Tanpa menjawab, Ganjar mencium kening sang Istri kemudian bangkit. "Aa mau berangkat sekarang?" Aisyah mengangkat wajah dan memandangi suaminya yang berdiri di hadapannya.
"Iya, Neng. Sudah siang, Mang Ujang sudah berangkat belum?" tanya Ganjar lirih.
"Sudah, A. Tadi subuh bersama Haikal," jawab Aisyah.
Ganjar langsung pamit kepada Aisyah dan segera berangkat ke perkebunan dengan menggunakan mobil Aisyah, karena saat itu mobil Ganjar sedang dipakai oleh Ujang supir pribadinya yang sekarang ditugaskan di perkebunan sebagai supir khusus mengangkut hasil perkebunan dan belanja segala kebutuhan untuk perkebunan tersebut.

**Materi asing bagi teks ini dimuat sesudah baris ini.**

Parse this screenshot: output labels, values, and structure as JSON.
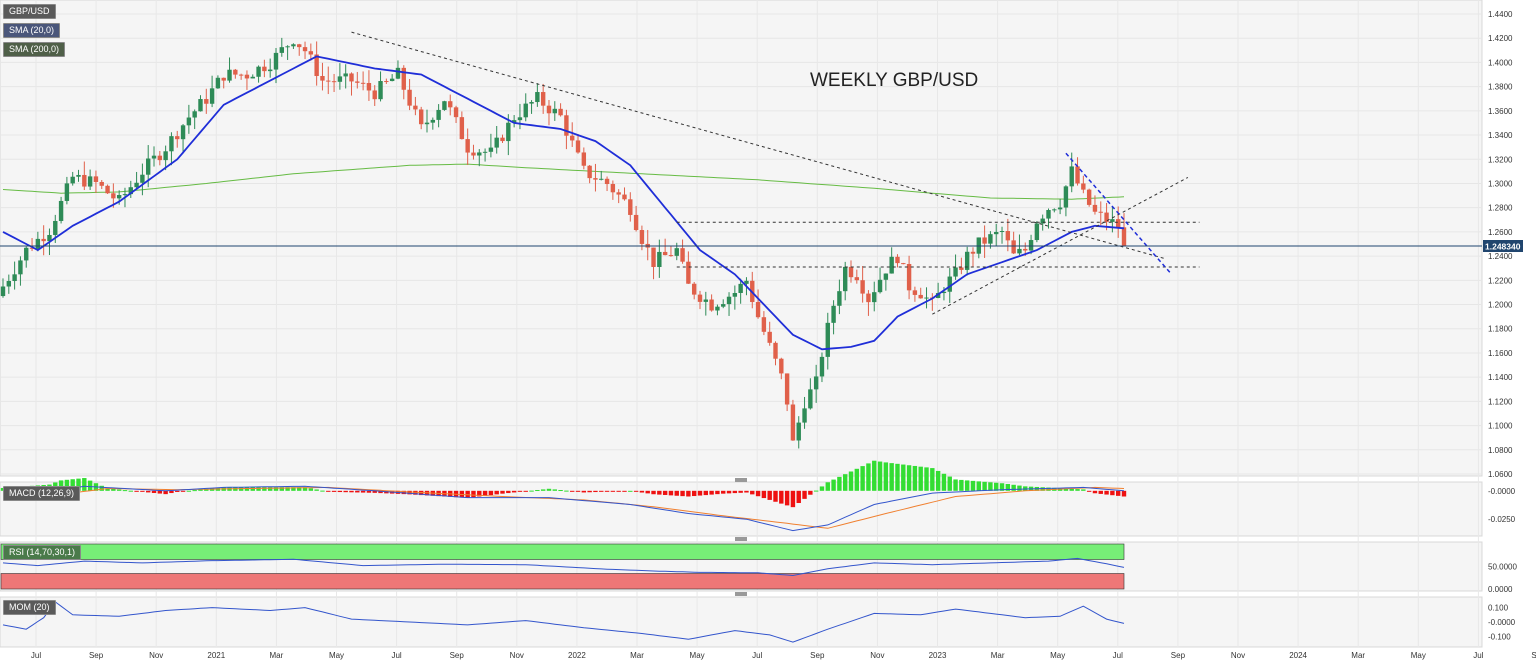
{
  "chart_data": {
    "type": "candlestick",
    "title": "WEEKLY GBP/USD",
    "symbol": "GBP/USD",
    "timeframe": "weekly",
    "current_price": "1.248340",
    "current_price_value": 1.24834,
    "colors": {
      "up": "#2e8b57",
      "down": "#e0604a",
      "sma20": "#1f2ed8",
      "sma200": "#66bb44",
      "price_line": "#20456e",
      "macd": "#3355cc",
      "signal": "#f08030",
      "hist_pos": "#33dd33",
      "hist_neg": "#ee1111",
      "rsi_high": "#77ee77",
      "rsi_low": "#ee7777"
    },
    "indicators": [
      "GBP/USD",
      "SMA (20,0)",
      "SMA (200,0)"
    ],
    "x_ticks": [
      "Jul",
      "Sep",
      "Nov",
      "2021",
      "Mar",
      "May",
      "Jul",
      "Sep",
      "Nov",
      "2022",
      "Mar",
      "May",
      "Jul",
      "Sep",
      "Nov",
      "2023",
      "Mar",
      "May",
      "Jul",
      "Sep",
      "Nov",
      "2024",
      "Mar",
      "May",
      "Jul",
      "Sep"
    ],
    "y_axis": {
      "min": 1.06,
      "max": 1.44,
      "ticks": [
        "1.4400",
        "1.4200",
        "1.4000",
        "1.3800",
        "1.3600",
        "1.3400",
        "1.3200",
        "1.3000",
        "1.2800",
        "1.2600",
        "1.2400",
        "1.2200",
        "1.2000",
        "1.1800",
        "1.1600",
        "1.1400",
        "1.1200",
        "1.1000",
        "1.0800",
        "1.0600"
      ]
    },
    "weekly_close_anchors": [
      {
        "week": 0,
        "close": 1.215
      },
      {
        "week": 4,
        "close": 1.245
      },
      {
        "week": 8,
        "close": 1.262
      },
      {
        "week": 12,
        "close": 1.305
      },
      {
        "week": 16,
        "close": 1.3
      },
      {
        "week": 20,
        "close": 1.285
      },
      {
        "week": 24,
        "close": 1.31
      },
      {
        "week": 28,
        "close": 1.33
      },
      {
        "week": 32,
        "close": 1.355
      },
      {
        "week": 35,
        "close": 1.37
      },
      {
        "week": 38,
        "close": 1.39
      },
      {
        "week": 42,
        "close": 1.39
      },
      {
        "week": 46,
        "close": 1.4
      },
      {
        "week": 50,
        "close": 1.42
      },
      {
        "week": 52,
        "close": 1.41
      },
      {
        "week": 55,
        "close": 1.385
      },
      {
        "week": 60,
        "close": 1.385
      },
      {
        "week": 64,
        "close": 1.375
      },
      {
        "week": 68,
        "close": 1.39
      },
      {
        "week": 72,
        "close": 1.345
      },
      {
        "week": 76,
        "close": 1.37
      },
      {
        "week": 80,
        "close": 1.33
      },
      {
        "week": 84,
        "close": 1.325
      },
      {
        "week": 88,
        "close": 1.355
      },
      {
        "week": 92,
        "close": 1.37
      },
      {
        "week": 96,
        "close": 1.355
      },
      {
        "week": 100,
        "close": 1.31
      },
      {
        "week": 104,
        "close": 1.3
      },
      {
        "week": 108,
        "close": 1.28
      },
      {
        "week": 110,
        "close": 1.255
      },
      {
        "week": 112,
        "close": 1.235
      },
      {
        "week": 116,
        "close": 1.245
      },
      {
        "week": 118,
        "close": 1.215
      },
      {
        "week": 122,
        "close": 1.2
      },
      {
        "week": 126,
        "close": 1.21
      },
      {
        "week": 128,
        "close": 1.22
      },
      {
        "week": 130,
        "close": 1.19
      },
      {
        "week": 132,
        "close": 1.165
      },
      {
        "week": 134,
        "close": 1.14
      },
      {
        "week": 135,
        "close": 1.12
      },
      {
        "week": 136,
        "close": 1.085
      },
      {
        "week": 138,
        "close": 1.12
      },
      {
        "week": 140,
        "close": 1.135
      },
      {
        "week": 141,
        "close": 1.16
      },
      {
        "week": 143,
        "close": 1.2
      },
      {
        "week": 145,
        "close": 1.23
      },
      {
        "week": 147,
        "close": 1.225
      },
      {
        "week": 149,
        "close": 1.205
      },
      {
        "week": 152,
        "close": 1.23
      },
      {
        "week": 154,
        "close": 1.24
      },
      {
        "week": 156,
        "close": 1.215
      },
      {
        "week": 158,
        "close": 1.21
      },
      {
        "week": 160,
        "close": 1.2
      },
      {
        "week": 162,
        "close": 1.215
      },
      {
        "week": 164,
        "close": 1.225
      },
      {
        "week": 166,
        "close": 1.24
      },
      {
        "week": 168,
        "close": 1.25
      },
      {
        "week": 170,
        "close": 1.255
      },
      {
        "week": 172,
        "close": 1.26
      },
      {
        "week": 174,
        "close": 1.24
      },
      {
        "week": 176,
        "close": 1.245
      },
      {
        "week": 178,
        "close": 1.27
      },
      {
        "week": 180,
        "close": 1.28
      },
      {
        "week": 182,
        "close": 1.285
      },
      {
        "week": 184,
        "close": 1.31
      },
      {
        "week": 186,
        "close": 1.29
      },
      {
        "week": 188,
        "close": 1.275
      },
      {
        "week": 190,
        "close": 1.27
      },
      {
        "week": 192,
        "close": 1.265
      },
      {
        "week": 193,
        "close": 1.248
      }
    ],
    "sma20_anchors": [
      {
        "week": 0,
        "value": 1.26
      },
      {
        "week": 6,
        "value": 1.245
      },
      {
        "week": 12,
        "value": 1.265
      },
      {
        "week": 20,
        "value": 1.285
      },
      {
        "week": 30,
        "value": 1.32
      },
      {
        "week": 38,
        "value": 1.365
      },
      {
        "week": 46,
        "value": 1.385
      },
      {
        "week": 54,
        "value": 1.405
      },
      {
        "week": 64,
        "value": 1.395
      },
      {
        "week": 72,
        "value": 1.39
      },
      {
        "week": 80,
        "value": 1.37
      },
      {
        "week": 88,
        "value": 1.35
      },
      {
        "week": 96,
        "value": 1.345
      },
      {
        "week": 102,
        "value": 1.335
      },
      {
        "week": 108,
        "value": 1.315
      },
      {
        "week": 114,
        "value": 1.28
      },
      {
        "week": 120,
        "value": 1.245
      },
      {
        "week": 126,
        "value": 1.225
      },
      {
        "week": 132,
        "value": 1.195
      },
      {
        "week": 136,
        "value": 1.175
      },
      {
        "week": 141,
        "value": 1.163
      },
      {
        "week": 146,
        "value": 1.165
      },
      {
        "week": 150,
        "value": 1.17
      },
      {
        "week": 154,
        "value": 1.19
      },
      {
        "week": 160,
        "value": 1.205
      },
      {
        "week": 166,
        "value": 1.225
      },
      {
        "week": 172,
        "value": 1.235
      },
      {
        "week": 178,
        "value": 1.245
      },
      {
        "week": 184,
        "value": 1.26
      },
      {
        "week": 188,
        "value": 1.265
      },
      {
        "week": 193,
        "value": 1.263
      }
    ],
    "sma200_anchors": [
      {
        "week": 0,
        "value": 1.295
      },
      {
        "week": 10,
        "value": 1.292
      },
      {
        "week": 20,
        "value": 1.293
      },
      {
        "week": 35,
        "value": 1.3
      },
      {
        "week": 50,
        "value": 1.308
      },
      {
        "week": 70,
        "value": 1.315
      },
      {
        "week": 80,
        "value": 1.316
      },
      {
        "week": 90,
        "value": 1.313
      },
      {
        "week": 110,
        "value": 1.308
      },
      {
        "week": 130,
        "value": 1.303
      },
      {
        "week": 150,
        "value": 1.296
      },
      {
        "week": 170,
        "value": 1.288
      },
      {
        "week": 184,
        "value": 1.287
      },
      {
        "week": 193,
        "value": 1.289
      }
    ],
    "macd": {
      "label": "MACD (12,26,9)",
      "ticks": [
        "-0.0000",
        "-0.0250"
      ],
      "y_range": [
        -0.038,
        0.006
      ],
      "macd_anchors": [
        {
          "week": 0,
          "value": -0.003
        },
        {
          "week": 8,
          "value": -0.001
        },
        {
          "week": 14,
          "value": 0.004
        },
        {
          "week": 28,
          "value": 0.0
        },
        {
          "week": 38,
          "value": 0.003
        },
        {
          "week": 52,
          "value": 0.004
        },
        {
          "week": 64,
          "value": 0.0
        },
        {
          "week": 80,
          "value": -0.006
        },
        {
          "week": 94,
          "value": -0.006
        },
        {
          "week": 108,
          "value": -0.012
        },
        {
          "week": 118,
          "value": -0.02
        },
        {
          "week": 128,
          "value": -0.025
        },
        {
          "week": 136,
          "value": -0.035
        },
        {
          "week": 142,
          "value": -0.03
        },
        {
          "week": 150,
          "value": -0.012
        },
        {
          "week": 160,
          "value": -0.002
        },
        {
          "week": 172,
          "value": 0.001
        },
        {
          "week": 186,
          "value": 0.003
        },
        {
          "week": 193,
          "value": 0.0
        }
      ],
      "signal_anchors": [
        {
          "week": 0,
          "value": -0.004
        },
        {
          "week": 10,
          "value": -0.003
        },
        {
          "week": 18,
          "value": 0.002
        },
        {
          "week": 30,
          "value": 0.001
        },
        {
          "week": 42,
          "value": 0.002
        },
        {
          "week": 56,
          "value": 0.003
        },
        {
          "week": 70,
          "value": -0.001
        },
        {
          "week": 86,
          "value": -0.005
        },
        {
          "week": 100,
          "value": -0.008
        },
        {
          "week": 112,
          "value": -0.014
        },
        {
          "week": 124,
          "value": -0.022
        },
        {
          "week": 134,
          "value": -0.028
        },
        {
          "week": 142,
          "value": -0.033
        },
        {
          "week": 152,
          "value": -0.02
        },
        {
          "week": 164,
          "value": -0.005
        },
        {
          "week": 176,
          "value": 0.0
        },
        {
          "week": 188,
          "value": 0.003
        },
        {
          "week": 193,
          "value": 0.002
        }
      ]
    },
    "rsi": {
      "label": "RSI (14,70,30,1)",
      "ticks": [
        "50.0000",
        "0.0000"
      ],
      "y_range": [
        0,
        100
      ],
      "overbought": 70,
      "oversold": 30,
      "rsi_anchors": [
        {
          "week": 0,
          "value": 58
        },
        {
          "week": 6,
          "value": 52
        },
        {
          "week": 14,
          "value": 62
        },
        {
          "week": 24,
          "value": 58
        },
        {
          "week": 36,
          "value": 63
        },
        {
          "week": 50,
          "value": 66
        },
        {
          "week": 62,
          "value": 52
        },
        {
          "week": 76,
          "value": 55
        },
        {
          "week": 90,
          "value": 54
        },
        {
          "week": 104,
          "value": 44
        },
        {
          "week": 112,
          "value": 40
        },
        {
          "week": 120,
          "value": 37
        },
        {
          "week": 130,
          "value": 36
        },
        {
          "week": 136,
          "value": 30
        },
        {
          "week": 142,
          "value": 45
        },
        {
          "week": 150,
          "value": 58
        },
        {
          "week": 160,
          "value": 54
        },
        {
          "week": 170,
          "value": 58
        },
        {
          "week": 180,
          "value": 62
        },
        {
          "week": 185,
          "value": 68
        },
        {
          "week": 190,
          "value": 56
        },
        {
          "week": 193,
          "value": 48
        }
      ]
    },
    "mom": {
      "label": "MOM (20)",
      "ticks": [
        "0.100",
        "-0.0000",
        "-0.100"
      ],
      "y_range": [
        -0.16,
        0.16
      ],
      "mom_anchors": [
        {
          "week": 0,
          "value": -0.02
        },
        {
          "week": 4,
          "value": -0.05
        },
        {
          "week": 7,
          "value": 0.03
        },
        {
          "week": 9,
          "value": 0.14
        },
        {
          "week": 12,
          "value": 0.05
        },
        {
          "week": 20,
          "value": 0.04
        },
        {
          "week": 28,
          "value": 0.08
        },
        {
          "week": 36,
          "value": 0.1
        },
        {
          "week": 46,
          "value": 0.08
        },
        {
          "week": 52,
          "value": 0.1
        },
        {
          "week": 60,
          "value": 0.02
        },
        {
          "week": 70,
          "value": 0.0
        },
        {
          "week": 80,
          "value": -0.02
        },
        {
          "week": 90,
          "value": 0.01
        },
        {
          "week": 100,
          "value": -0.04
        },
        {
          "week": 110,
          "value": -0.08
        },
        {
          "week": 118,
          "value": -0.12
        },
        {
          "week": 126,
          "value": -0.06
        },
        {
          "week": 132,
          "value": -0.09
        },
        {
          "week": 136,
          "value": -0.14
        },
        {
          "week": 142,
          "value": -0.05
        },
        {
          "week": 150,
          "value": 0.06
        },
        {
          "week": 158,
          "value": 0.05
        },
        {
          "week": 164,
          "value": 0.09
        },
        {
          "week": 170,
          "value": 0.06
        },
        {
          "week": 176,
          "value": 0.03
        },
        {
          "week": 182,
          "value": 0.04
        },
        {
          "week": 186,
          "value": 0.11
        },
        {
          "week": 190,
          "value": 0.02
        },
        {
          "week": 193,
          "value": -0.01
        }
      ]
    }
  }
}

Setibanya di perkebunan, Ganjar langsung menghampiri ayahnya yang saat itu sedang melakukan pekerjaan penanaman jagung. "Assalamu'alaikum," ucap Ganjar lirih.
Pak Edi bangkit dan menjawab lirih ucapan salam dari putra semata wayangnya itu, "Wa'alaikum salam."
"Yang kemarin panen jagungnya sudah dikirim ke Bandung semua, Pak?" tanya Ganjar lirih.
"Sudah, Nak. Totalnya empat mobil, sekitar 60 karung lebih," jawab Pak Edi duduk di samping perkebunan jagung itu.
"Banyak juga ya, Pak?" Ganjar tampak semringah dan ikut duduk di samping ayahnya.